Tuesday, August 30, 2011

Hello, Jo Calderone!

Ok, first of all, the pop cultural moment in question: http://www.mtv.com/videos/misc/684905/you-and-i-live.jhtml#id=1668980
 
So it appears Jo Calderone is the alter ego of Lady Gaga, who is the alter ego of Stefani Germanotta. 

My initial gut response: You go, girl.  Lady Gaga has become known for flashy concerts, flashy clothes, and flashy stunts like arriving at an awards show in an egg.  But those people who say everything she does is "just for publicity" fail to realize that everything EVERYONE famous does is just for publicity, but that each thing they do still has a purpose.  In Lady Gaga's case, she creates new themes and trends for and with her alter ego over and over depending on what she's experimenting with at the time.  

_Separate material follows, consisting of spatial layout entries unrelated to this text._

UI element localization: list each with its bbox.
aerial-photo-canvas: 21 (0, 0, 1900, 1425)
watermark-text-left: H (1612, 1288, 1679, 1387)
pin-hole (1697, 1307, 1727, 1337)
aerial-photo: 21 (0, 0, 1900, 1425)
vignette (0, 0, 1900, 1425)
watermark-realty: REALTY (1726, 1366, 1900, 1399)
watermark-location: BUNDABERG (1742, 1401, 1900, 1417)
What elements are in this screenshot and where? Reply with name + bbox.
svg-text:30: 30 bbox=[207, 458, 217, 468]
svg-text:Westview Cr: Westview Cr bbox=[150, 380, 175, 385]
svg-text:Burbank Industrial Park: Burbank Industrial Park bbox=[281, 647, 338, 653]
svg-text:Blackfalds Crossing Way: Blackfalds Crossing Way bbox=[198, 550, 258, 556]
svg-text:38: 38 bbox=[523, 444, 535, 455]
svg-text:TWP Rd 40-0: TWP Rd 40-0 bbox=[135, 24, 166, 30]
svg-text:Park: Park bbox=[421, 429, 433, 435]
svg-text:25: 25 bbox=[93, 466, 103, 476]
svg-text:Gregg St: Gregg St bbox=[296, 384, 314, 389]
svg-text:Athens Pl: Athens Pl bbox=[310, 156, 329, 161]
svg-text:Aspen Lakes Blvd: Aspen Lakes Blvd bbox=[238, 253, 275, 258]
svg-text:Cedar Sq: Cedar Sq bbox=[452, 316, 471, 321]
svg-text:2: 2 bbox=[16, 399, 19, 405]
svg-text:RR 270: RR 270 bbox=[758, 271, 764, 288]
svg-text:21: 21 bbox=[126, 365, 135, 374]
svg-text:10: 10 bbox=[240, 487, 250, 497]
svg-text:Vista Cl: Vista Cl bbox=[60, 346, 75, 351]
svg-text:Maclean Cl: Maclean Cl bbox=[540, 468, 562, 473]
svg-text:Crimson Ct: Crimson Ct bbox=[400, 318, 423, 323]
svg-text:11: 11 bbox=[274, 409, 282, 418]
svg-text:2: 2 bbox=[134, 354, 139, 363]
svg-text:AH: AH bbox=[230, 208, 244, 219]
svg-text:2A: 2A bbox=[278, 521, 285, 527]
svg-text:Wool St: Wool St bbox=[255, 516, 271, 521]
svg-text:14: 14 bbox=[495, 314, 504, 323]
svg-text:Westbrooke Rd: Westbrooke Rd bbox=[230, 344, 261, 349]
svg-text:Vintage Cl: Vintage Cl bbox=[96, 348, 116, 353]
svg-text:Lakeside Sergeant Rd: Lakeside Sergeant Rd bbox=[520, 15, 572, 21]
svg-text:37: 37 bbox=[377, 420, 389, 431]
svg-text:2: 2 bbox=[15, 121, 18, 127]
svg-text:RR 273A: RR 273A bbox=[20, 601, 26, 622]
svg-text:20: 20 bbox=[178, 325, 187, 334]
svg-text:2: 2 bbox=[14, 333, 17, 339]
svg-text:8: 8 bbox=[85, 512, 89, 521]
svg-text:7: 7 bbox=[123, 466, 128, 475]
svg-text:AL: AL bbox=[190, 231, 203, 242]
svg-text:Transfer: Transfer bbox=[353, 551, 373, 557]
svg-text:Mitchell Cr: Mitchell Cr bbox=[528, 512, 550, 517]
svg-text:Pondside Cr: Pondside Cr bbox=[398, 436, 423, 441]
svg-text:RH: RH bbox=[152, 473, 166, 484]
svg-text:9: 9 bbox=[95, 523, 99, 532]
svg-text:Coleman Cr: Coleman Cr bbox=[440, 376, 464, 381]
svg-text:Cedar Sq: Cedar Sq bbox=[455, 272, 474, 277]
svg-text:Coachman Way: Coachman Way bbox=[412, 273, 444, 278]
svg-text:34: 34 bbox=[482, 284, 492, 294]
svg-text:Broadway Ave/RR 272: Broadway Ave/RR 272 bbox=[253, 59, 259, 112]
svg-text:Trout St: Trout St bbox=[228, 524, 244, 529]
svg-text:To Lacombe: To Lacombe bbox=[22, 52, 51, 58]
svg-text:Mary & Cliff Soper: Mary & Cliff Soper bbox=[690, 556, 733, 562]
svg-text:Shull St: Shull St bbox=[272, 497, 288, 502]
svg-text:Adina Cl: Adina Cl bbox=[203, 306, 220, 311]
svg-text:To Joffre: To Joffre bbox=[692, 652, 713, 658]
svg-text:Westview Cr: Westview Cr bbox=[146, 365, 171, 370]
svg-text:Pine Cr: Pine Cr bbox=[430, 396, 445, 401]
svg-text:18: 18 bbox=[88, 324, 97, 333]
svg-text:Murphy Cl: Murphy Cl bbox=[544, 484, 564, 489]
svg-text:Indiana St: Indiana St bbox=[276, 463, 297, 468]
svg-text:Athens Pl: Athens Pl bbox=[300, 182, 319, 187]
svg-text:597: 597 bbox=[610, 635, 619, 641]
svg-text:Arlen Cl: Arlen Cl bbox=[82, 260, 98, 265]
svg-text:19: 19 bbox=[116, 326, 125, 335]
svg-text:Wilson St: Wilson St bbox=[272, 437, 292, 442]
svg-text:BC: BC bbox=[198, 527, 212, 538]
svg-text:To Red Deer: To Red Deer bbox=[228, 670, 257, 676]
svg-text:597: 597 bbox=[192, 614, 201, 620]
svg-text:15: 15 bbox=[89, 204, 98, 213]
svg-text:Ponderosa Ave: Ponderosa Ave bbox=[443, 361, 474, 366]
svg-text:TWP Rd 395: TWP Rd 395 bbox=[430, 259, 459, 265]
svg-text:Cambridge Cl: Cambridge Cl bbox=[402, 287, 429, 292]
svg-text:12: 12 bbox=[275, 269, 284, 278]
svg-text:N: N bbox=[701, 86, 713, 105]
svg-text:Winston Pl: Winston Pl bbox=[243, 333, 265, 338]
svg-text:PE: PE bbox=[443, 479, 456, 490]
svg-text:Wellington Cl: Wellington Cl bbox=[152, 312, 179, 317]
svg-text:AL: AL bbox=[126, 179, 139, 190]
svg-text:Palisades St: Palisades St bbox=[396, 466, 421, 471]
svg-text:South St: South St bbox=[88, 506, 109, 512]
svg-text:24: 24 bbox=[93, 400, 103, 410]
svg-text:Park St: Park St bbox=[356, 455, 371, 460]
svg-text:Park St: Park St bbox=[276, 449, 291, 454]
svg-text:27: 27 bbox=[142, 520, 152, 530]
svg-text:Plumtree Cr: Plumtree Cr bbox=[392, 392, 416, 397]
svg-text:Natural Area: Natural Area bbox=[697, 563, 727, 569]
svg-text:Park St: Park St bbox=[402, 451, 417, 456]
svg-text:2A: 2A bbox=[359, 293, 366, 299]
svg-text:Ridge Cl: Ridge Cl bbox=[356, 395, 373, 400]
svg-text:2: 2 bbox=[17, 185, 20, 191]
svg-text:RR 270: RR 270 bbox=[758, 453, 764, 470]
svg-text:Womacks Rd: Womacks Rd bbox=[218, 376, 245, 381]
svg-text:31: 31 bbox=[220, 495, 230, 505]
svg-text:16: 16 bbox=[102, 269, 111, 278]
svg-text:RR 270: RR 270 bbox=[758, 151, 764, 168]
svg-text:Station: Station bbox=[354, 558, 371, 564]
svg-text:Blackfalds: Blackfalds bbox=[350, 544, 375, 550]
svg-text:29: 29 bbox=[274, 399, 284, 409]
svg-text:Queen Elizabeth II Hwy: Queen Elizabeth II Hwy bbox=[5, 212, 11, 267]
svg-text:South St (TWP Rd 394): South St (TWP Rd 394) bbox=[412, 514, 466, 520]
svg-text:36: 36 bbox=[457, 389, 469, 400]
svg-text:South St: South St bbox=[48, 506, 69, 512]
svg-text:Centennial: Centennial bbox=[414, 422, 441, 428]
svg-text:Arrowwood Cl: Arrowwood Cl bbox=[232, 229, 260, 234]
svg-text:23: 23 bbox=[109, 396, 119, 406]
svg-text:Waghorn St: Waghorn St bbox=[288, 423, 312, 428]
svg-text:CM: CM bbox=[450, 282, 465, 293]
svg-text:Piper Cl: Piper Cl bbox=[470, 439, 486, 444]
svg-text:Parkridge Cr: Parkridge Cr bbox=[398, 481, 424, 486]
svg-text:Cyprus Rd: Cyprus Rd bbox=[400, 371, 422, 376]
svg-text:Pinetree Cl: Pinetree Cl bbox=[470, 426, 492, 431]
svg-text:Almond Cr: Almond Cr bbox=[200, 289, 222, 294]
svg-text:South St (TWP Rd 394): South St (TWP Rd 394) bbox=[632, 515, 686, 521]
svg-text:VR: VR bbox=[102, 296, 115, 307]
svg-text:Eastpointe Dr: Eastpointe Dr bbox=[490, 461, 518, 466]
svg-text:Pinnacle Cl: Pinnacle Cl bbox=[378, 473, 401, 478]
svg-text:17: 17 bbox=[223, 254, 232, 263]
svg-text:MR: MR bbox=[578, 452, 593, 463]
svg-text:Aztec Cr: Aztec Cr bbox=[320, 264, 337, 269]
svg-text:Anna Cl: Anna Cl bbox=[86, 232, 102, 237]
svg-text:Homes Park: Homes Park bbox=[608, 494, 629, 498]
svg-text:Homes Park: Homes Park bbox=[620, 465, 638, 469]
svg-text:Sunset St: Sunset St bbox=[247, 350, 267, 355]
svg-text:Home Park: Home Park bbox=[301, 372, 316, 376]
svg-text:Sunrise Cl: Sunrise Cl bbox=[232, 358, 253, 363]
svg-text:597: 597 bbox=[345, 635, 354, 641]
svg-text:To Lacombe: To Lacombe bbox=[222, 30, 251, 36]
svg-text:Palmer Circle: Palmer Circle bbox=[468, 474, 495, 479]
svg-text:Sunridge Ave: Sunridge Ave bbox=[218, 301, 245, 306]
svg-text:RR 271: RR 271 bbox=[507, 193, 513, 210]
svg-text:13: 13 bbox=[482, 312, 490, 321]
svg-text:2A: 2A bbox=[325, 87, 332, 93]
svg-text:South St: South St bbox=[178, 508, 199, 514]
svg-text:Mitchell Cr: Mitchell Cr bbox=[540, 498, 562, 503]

For awhile there it was "Dead, Injured and Trapped Women Killing Men", a trend which my feminist self very guiltily enjoyed.  In her Bad Romance video she was sort of semi-tortured in a bathrub, sold as a prostitute/object, and then lit a dude on fire in the bed with her sparkling bra (female-only body parts as weapons).  In her Paparazzi video she got pushed off a balcony and brokenly got up from a wheelchair with arm braces, and throughout the video intermittent images of dead women appeared.  Then she poisoned the dude who threw her off the balcony and reported herself, which landed her in jail.  And lastly, in her Telephone video (featuring a--let's face it--gutsy performance from Beyonce, who isn't usually as off-the-wall as Gaga), she starts off in the prison (not sold, not injured, but trapped), gets broken out by her girl B, and then poisons a whole diner full of innocent people (except for one dude who was not innocent, 'cause he wronged the Honey Bee).

This trend, I thought, represented the oppression of women's bodies by systems and societies full of patriarchy, misogyny, and sexism (three related but different things) through images of violence.  It also offered a symbolic solution to the problem: take down (poison or incinerate) patriarchy and misogyny as represented by The Dudes Who Get Killed in Gaga's videos.

Recently she's shifted over into a trend about the birth of a new generation of people/aliens, who accept everyone, no matter how "weird", because there really is no normal or weird, we're all just Born This Way.  Thus, emerging from the egg, her bizarre video in which she's got an eye on her chin and there's aliens floating around and giving birth, etc.

But that trend really didn't last long: it was nowhere to be seen in the Judas video (which overall was pretty blah conceptually compared to her others.)

I'm still trying to figure out what's going on in the "You and I" video, but one thing I know: Jo Calderone is in it.  And he also performed the song at the MTV Video Music Awards.  So could he be the mascot of her next trend?

What I liked about Jo at the MTV VMAs:

A drag performance/male alter ego seems like both a natural/fitting and creative next step for Gaga.  What interests me is that through Jo we get a take on Lady Gaga from Lady Gaga.  He talked in his opening speech about Gaga's artifice, that she's not real: this from the very same person who is Lady Gaga while dressing up as a man.  Whoa!  I like that kind of reality/theater/fiction/gender-bending confusion.

What disappointed me:

For the first time I've ever seen (not claiming I've seen all her performances) she occasionally let her act get in the way of her singing, and she sometimes sounded out-of-breath.  But more importantly, I feel like she didn't completely commit to Jo.  There he was, and overall I thought her physicality was really impressive.  It was clear to me that she had some gut instincts or good training about how to move like a man in general, but then she added some very theatrical mannerisms (smoothing the hair, hunched shoulders, big obvious showy gestures) that made the drag act very much an act, definitely a show.  She wasn't Lady Gaga, with the crazy costumes, but she was still giving a very external performance.  
 
I think it would have been even more compelling and fascinating if she had gone out there and actually tried to disappear into Jo and actually make us buy it.  What if Jo had been chill, just walking around and talking about Lady Gaga?  What if he had smoothed his hair, but not with such a big "look-at-me" gesture?  What if he had just...been there?  How cool would that have been, if we saw an alter ego who was not only male rather than female, but "real"/truthful rather than highly stylized/theatrical?  I think that would have been a really fantastic move on Lady Gaga's part, because of course the kick would be that the most "real" thing she does she does as a man.  Giving us a great gender-is-an-ocean-we-can-all-swim-around-in moment, which I think really lies in keeping with her overall philosophies.

But whatever.  She didn't ask me.  Jo, if you're reading this, I can coach you so you can chill out on stage and do some awesome subtle stuff.  Have your people call my people.